When Lys Severtson’s 10-year-old son started experiencing depression, the family considered therapy. But wait times to schedule an appointment were nine months.
“I kind of got discouraged,” says Severtson, who like many parents wanted to help her child, but felt stuck by a system that wasn’t easy to navigate.
Rady Children’s Hospital-San Diego — a nationally ranked children’s hospital — has launched a Primary Care Mental Health Integration program, training pediatricians to screen youth for mental health problems and referring those patients for treatment with an embedded therapist in the primary care practice.
In the past decade, Rady Children’s has seen a 1,700 percent increase in mental health emergency department visits. Hospital inpatient stays can become a vicious cycle and kids don’t get the long-term mental health help needed. Then when discharged home, there may be long wait times for therapy. To address this growing youth mental health crisis, Rady Children’s is taking a multi-pronged approach, including recently opening its Copley Psychiatric Emergency Department in 2020.
“The vast majority of children that are coming to our emergency department are kids with suicidal thoughts or kids that have attempted suicide,” says Ben Maxwell, M.D., medical director of inpatient psychiatry and interim director of child and adolescent psychiatry at Rady Children’s.
Rady Children’s is taking a new approach to identify needs and provide intervention early.
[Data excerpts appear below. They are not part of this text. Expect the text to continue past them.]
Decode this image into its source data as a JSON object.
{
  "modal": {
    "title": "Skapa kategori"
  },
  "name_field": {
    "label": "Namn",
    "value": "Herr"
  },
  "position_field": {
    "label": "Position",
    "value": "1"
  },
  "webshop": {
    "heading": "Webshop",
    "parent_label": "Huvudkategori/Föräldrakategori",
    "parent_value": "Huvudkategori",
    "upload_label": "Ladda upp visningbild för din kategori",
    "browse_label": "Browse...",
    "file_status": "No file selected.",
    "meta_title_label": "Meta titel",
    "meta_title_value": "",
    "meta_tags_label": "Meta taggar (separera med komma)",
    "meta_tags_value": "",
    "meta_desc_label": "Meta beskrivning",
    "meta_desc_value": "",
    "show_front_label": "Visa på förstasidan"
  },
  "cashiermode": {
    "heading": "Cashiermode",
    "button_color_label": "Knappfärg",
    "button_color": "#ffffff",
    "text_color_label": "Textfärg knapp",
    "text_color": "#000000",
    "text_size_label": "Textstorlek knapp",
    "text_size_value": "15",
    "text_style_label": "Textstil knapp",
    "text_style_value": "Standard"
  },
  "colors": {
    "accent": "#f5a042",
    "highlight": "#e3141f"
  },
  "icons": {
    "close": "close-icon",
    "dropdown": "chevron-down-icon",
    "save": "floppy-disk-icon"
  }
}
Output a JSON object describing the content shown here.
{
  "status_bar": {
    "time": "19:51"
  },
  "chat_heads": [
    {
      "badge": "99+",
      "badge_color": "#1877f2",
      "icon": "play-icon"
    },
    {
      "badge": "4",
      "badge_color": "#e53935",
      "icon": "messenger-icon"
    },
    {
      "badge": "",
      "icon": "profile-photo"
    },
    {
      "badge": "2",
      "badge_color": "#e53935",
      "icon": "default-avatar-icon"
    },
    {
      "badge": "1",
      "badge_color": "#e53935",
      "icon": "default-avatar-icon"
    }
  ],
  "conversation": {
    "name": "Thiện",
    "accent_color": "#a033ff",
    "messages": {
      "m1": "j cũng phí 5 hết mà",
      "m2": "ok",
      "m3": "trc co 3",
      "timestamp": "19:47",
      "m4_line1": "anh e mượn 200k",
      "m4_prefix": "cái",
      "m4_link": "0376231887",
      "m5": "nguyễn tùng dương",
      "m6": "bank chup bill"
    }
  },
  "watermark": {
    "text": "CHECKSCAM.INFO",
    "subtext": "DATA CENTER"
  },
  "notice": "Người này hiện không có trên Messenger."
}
“Our goal is to really treat the whole child — that idea of there is no health without mental health,” says Dr. Maxwell. “That psychological well-being impacts physical well-being.”
Emotional well-being
This innovative program integrates mental health therapists to work alongside pediatricians in primary care offices to vastly increase access to mental health care. The program, offered at select Children’s Primary Care Medical Group (CPCMG) and Children’s Physicians Medical Group (CPMG) locations, is a new model of care that’s designed to improve youth emotional well-being.
While pediatricians treat patients from birth to age 21, they typically didn’t have mental health training, until now. Rady Children’s is providing pediatric primary care providers access to an intensive three-day training on behavioral health management and is already halfway to a goal of training 150 providers this year.
The hallmark is having an integrated health therapist (IHT) embedded in the primary care office. The IHT works closely with pediatricians so kids can have access to medical and behavioral health services in one, familiar location. That streamlines and destigmatizes finding care, too.
“It’s a team-based approach,” says Hilary Bowers, M.D., lead pediatrician, who oversees behavioral health services at all 29 of the CPCMG locations.
When patients need help, she connects them to the in-office therapist: “You’re now transferring the trust that the family has in you as a pediatrician to that therapist, that therapeutic relationship starts off at a higher level.”
One family
Dr. Maxwell says pre-pandemic, young people already faced social isolation from spending so much time on devices. During the pandemic, distance learning left them even more isolated.
At Severtson’s son’s annual checkup, the pediatrician’s office conducted a depression screening. Through the program, he immediately started short-term in-office mental health counseling. The therapist gave him actionable tools to start feeling better right away. He also met with a psychiatrist and is taking medication for his depression.
How do you incorporate mental and behavioral health into primary care?
This new way of addressing kids’ mental health was a game changer. After just three weeks, Severtson noticed a significant improvement.
“It’s a feeling of relief. It’s a feeling of appreciation that this exists,” she says, noting the coordinated care plan is helping the fifth grader return to his smiling self.
Early intervention
Rady Children’s primary care mental health integration program relies on funding from private philanthropists. The program, which can be a model for children’s mental health, can be replicated at other facilities across the country.
“The earlier you intervene, the earlier you provide therapeutic services, the better the outcomes,” says Dr. Bowers.